Firstly, when calculating the taxable profits of a company, any profit or loss arising from a loan relationship with a connected company must be calculated using arm’s length terms. This means that the interest rate and other terms of the loan must be the same as those that would apply if the companies were not connected. If the terms are not arm’s length, the profits or losses must be adjusted to reflect what would have been the case if the terms were arm’s length.
Secondly, there are anti-avoidance rules that apply to connected companies that have loan relationships. These rules are designed to prevent companies from exploiting the tax system by transferring profits between connected companies via loan relationships.
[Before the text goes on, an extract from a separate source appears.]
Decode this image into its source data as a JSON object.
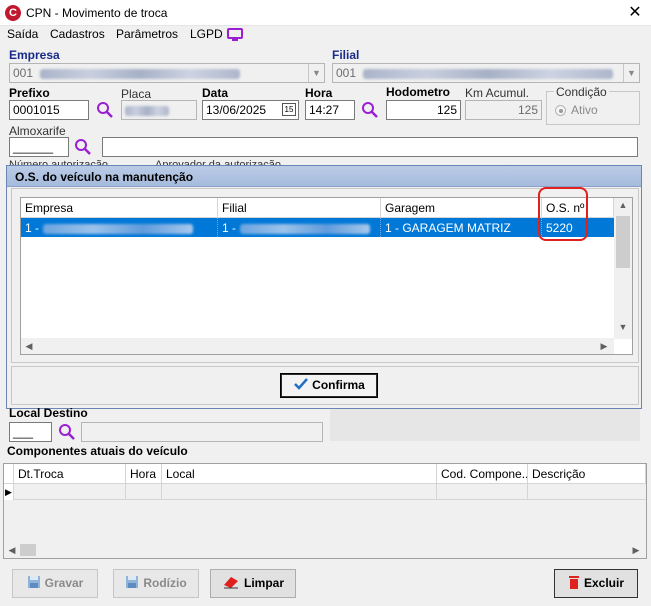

The rules apply where a company has a loan relationship with a connected company and there is a tax advantage to be gained by transferring profits between the companies. In such cases, the profits or losses arising from the loan relationship may be adjusted to reflect the commercial reality of the transaction.
Finally, there are specific rules that apply to companies that are members of a group. In particular, there are rules that govern the allocation of group relief for losses and the group relief for carried-forward losses. These rules are complex and depend on the specific circumstances of the companies involved.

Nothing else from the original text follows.